Banata

Configuration

Bot Protection SDK (Next.js)

Integrate bot detection providers (Vercel BotID, Cloudflare Turnstile, reCAPTCHA, hCaptcha) into your Next.js app using the @banata-auth/nextjs/bot-protection package.

The @banata-auth/nextjs/bot-protection package provides a unified abstraction for integrating bot detection providers into your Next.js auth routes. It supports Vercel BotID, Cloudflare Turnstile, Google reCAPTCHA, and hCaptcha out of the box.

Credentials can be hardcoded in your environment or configured through the Banata Auth dashboard (Radar page) and fetched automatically at runtime.


Installation

The bot protection utilities ship with @banata-auth/nextjs — no additional installation needed:

typescript
import {
  withBotProtection,
  createBotIdVerifier,
  createConfigAwareVerifier,
} from "@banata-auth/nextjs/bot-protection";

Quick Start

Option 1: Direct Provider (Vercel BotID)

Use this when you have botid installed and want to wire it up directly:

typescript
// app/api/auth/[...all]/route.ts
import { createRouteHandler } from "@banata-auth/nextjs";
import { withBotProtection, createBotIdVerifier } from "@banata-auth/nextjs/bot-protection";
import { checkBotId } from "botid/server";
 
const handler = createRouteHandler({
  convexSiteUrl: process.env.NEXT_PUBLIC_CONVEX_SITE_URL!,
});
 
const verify = createBotIdVerifier(checkBotId);
 
export const GET = handler.GET;
export const POST = withBotProtection(handler.POST, { verify });

Option 2: Config-Aware (Dashboard-Managed Credentials)

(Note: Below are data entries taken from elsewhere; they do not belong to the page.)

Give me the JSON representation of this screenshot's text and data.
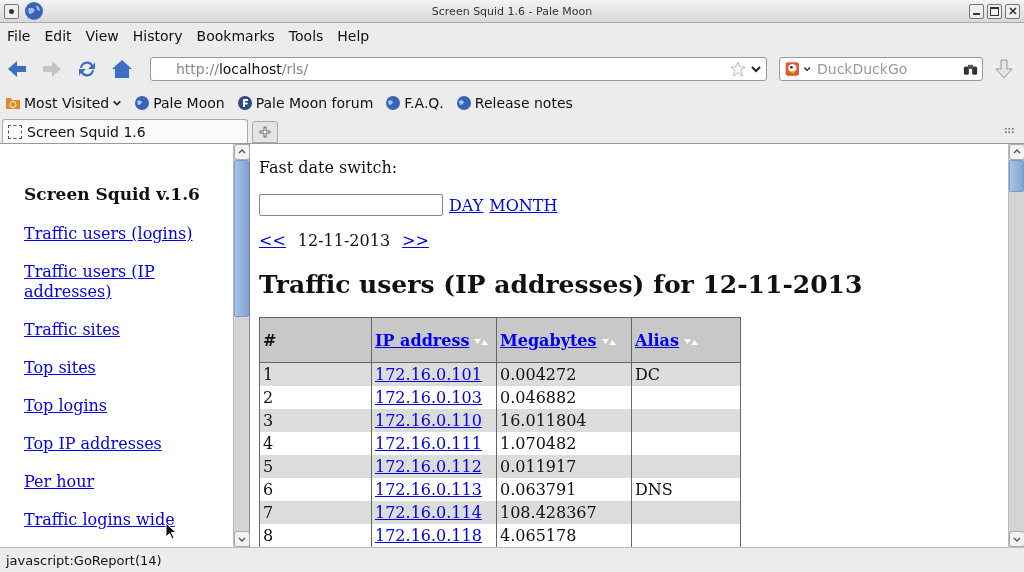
{
  "window": {
    "title": "Screen Squid 1.6 - Pale Moon"
  },
  "menu": [
    "File",
    "Edit",
    "View",
    "History",
    "Bookmarks",
    "Tools",
    "Help"
  ],
  "address": {
    "scheme": "http://",
    "host": "localhost",
    "path": "/rls/"
  },
  "search": {
    "placeholder": "DuckDuckGo"
  },
  "bookmarks": [
    {
      "label": "Most Visited",
      "kind": "folder"
    },
    {
      "label": "Pale Moon",
      "kind": "globe"
    },
    {
      "label": "Pale Moon forum",
      "kind": "forum"
    },
    {
      "label": "F.A.Q.",
      "kind": "globe"
    },
    {
      "label": "Release notes",
      "kind": "globe"
    }
  ],
  "tabs": [
    {
      "label": "Screen Squid 1.6",
      "selected": true
    }
  ],
  "sidebar": {
    "heading": "Screen Squid v.1.6",
    "items": [
      "Traffic users (logins)",
      "Traffic users (IP addresses)",
      "Traffic sites",
      "Top sites",
      "Top logins",
      "Top IP addresses",
      "Per hour",
      "Traffic logins wide"
    ]
  },
  "content": {
    "date_switch_label": "Fast date switch:",
    "day_link": "DAY",
    "month_link": "MONTH",
    "prev": "<<",
    "date": "12-11-2013",
    "next": ">>",
    "heading": "Traffic users (IP addresses) for 12-11-2013"
  },
  "table": {
    "columns": [
      {
        "label": "#",
        "sortable": false
      },
      {
        "label": "IP address",
        "sortable": true
      },
      {
        "label": "Megabytes",
        "sortable": true
      },
      {
        "label": "Alias",
        "sortable": true
      }
    ],
    "rows": [
      [
        "1",
        "172.16.0.101",
        "0.004272",
        "DC"
      ],
      [
        "2",
        "172.16.0.103",
        "0.046882",
        ""
      ],
      [
        "3",
        "172.16.0.110",
        "16.011804",
        ""
      ],
      [
        "4",
        "172.16.0.111",
        "1.070482",
        ""
      ],
      [
        "5",
        "172.16.0.112",
        "0.011917",
        ""
      ],
      [
        "6",
        "172.16.0.113",
        "0.063791",
        "DNS"
      ],
      [
        "7",
        "172.16.0.114",
        "108.428367",
        ""
      ],
      [
        "8",
        "172.16.0.118",
        "4.065178",
        ""
      ]
    ]
  },
  "status_bar": "javascript:GoReport(14)"
}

Use this when you want admins to configure bot protection through the Radar dashboard page:

typescript
// app/api/auth/[...all]/route.ts
import { createRouteHandler } from "@banata-auth/nextjs";
import { withBotProtection, createConfigAwareVerifier } from "@banata-auth/nextjs/bot-protection";
 
const handler = createRouteHandler({
  convexSiteUrl: process.env.NEXT_PUBLIC_CONVEX_SITE_URL!,
});
 
const verify = createConfigAwareVerifier({
  configApiUrl: process.env.NEXT_PUBLIC_APP_URL + "/api/auth",
});
 
export const GET = handler.GET;
export const POST = withBotProtection(handler.POST, { verify });

With this approach, the verifier will:

  1. Fetch the Radar config from /api/auth/banata/config/radar/get
  2. Read the selected bot provider and credentials
  3. Verify requests against that provider
  4. Cache the config in-memory (default: 1 minute TTL)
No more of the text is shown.